After a while, not having found his mother, the witness left Ovcara, but he returned there in May the following year, when the location was under the control of a Russian UNPROFOR battalion, when he learned that the Russian soldiers had discovered three bodies at Ovcara. He heard about the crime "a month, two or three months later, because the town was plagued by other problems", the witness said, although during the investigation he said that he had heard about the massacre "the next day, but could not believe it happened".

Predrag Sapic in 1991 was a 21-year-old member of a military police unit of the JNA 80th motorised brigade and guarded the entrance to the hangar at Ovcara with his colleague Novica Trifunovic, after the prisoners were brought there. He, too, could not remember any of his statements made previously, but he dismissed the possibility of having received threats before coming to Belgrade to testify. Nevertheless, he confirmed his initial statement which the president of the trial chamber, Judge Vesko Krstajic, showed him.

Sapic said that he and Trifunovic had received the order to go from Negoslavci to Ovcara from his commander, Captain Dragan Vezmarevic, "because something was going on there". During the investigation, he gave a more detailed statement saying that they had been told "that there were prisoners there and that members of the Territorial Defence were abusing them".

"I was frightened by the way the people in front of the hangar looked. I saw some senior JNA officers and military police officers and people in uniforms. One member of the Territorial Defence with a leather hat approached my captain, Drago Vukosavljevic, or Lieutenant Colonel Vojnovic, pushed him away and said: "Old man, don't tell me you captured them?", the witness said. He and Trifunovic were then told to stand guard at the entrance to the hangar, but soon an order came for all members of the army and the Territorial Defence to leave the hangar, and they were withdrawn as well and transferred to a nearby house, from where they heard and saw a trailer tractor and prisoners being ordered onto the trailer; the tractor left and returned several times during the night.

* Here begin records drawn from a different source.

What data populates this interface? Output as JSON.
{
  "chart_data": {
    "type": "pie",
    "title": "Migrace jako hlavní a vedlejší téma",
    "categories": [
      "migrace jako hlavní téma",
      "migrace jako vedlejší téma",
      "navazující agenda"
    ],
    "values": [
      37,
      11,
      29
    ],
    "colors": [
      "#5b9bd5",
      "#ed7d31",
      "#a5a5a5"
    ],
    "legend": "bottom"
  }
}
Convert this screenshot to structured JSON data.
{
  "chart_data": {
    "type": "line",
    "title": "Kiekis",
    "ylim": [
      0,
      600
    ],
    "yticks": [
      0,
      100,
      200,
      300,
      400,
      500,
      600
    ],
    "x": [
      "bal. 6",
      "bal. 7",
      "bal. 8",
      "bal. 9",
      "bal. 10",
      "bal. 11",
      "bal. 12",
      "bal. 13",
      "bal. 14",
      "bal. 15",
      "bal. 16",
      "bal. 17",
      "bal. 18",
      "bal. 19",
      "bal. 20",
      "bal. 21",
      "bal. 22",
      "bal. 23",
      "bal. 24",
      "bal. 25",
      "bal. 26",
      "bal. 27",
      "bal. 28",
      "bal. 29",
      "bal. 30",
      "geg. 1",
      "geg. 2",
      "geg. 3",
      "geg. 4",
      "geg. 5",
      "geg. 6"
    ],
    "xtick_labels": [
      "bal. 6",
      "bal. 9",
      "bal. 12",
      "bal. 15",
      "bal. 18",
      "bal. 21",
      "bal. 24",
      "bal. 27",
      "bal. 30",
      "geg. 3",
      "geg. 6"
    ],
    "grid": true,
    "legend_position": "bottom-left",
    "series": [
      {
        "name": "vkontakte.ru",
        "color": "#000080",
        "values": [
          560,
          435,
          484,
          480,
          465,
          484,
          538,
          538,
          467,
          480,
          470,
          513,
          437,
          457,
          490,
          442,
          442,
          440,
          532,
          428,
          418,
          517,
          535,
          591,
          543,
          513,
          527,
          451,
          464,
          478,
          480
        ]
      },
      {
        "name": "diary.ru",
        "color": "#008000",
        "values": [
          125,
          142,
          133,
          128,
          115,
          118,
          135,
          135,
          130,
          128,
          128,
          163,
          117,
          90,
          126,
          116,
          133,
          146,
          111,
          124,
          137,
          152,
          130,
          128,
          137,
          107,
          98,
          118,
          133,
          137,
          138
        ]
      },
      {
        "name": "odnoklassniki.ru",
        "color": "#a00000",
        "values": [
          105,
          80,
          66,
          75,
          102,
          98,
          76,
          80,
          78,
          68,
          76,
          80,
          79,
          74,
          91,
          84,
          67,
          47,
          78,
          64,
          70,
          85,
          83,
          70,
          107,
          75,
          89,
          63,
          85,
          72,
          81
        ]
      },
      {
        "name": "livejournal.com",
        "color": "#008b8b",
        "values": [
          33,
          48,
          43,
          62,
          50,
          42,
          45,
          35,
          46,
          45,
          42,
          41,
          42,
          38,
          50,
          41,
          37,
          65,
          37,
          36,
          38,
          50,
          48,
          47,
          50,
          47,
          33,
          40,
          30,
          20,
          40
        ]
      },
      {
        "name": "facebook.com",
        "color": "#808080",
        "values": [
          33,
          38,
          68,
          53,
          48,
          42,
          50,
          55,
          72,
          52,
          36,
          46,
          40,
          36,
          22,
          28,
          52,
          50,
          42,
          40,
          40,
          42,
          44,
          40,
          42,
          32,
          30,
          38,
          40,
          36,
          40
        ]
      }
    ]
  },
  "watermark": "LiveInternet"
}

"Every time the tractor left, several minutes later we heard shooting and this went on for the next two to three hours that night. In the morning, when we came to the hangar, there was nobody there, but in a trench near the hangar I saw a leg in a yellow boot sticking out of a freshly dug mound," the witness said during the investigation, which he confirmed today.

The trial continues tomorrow with new witness testimonies.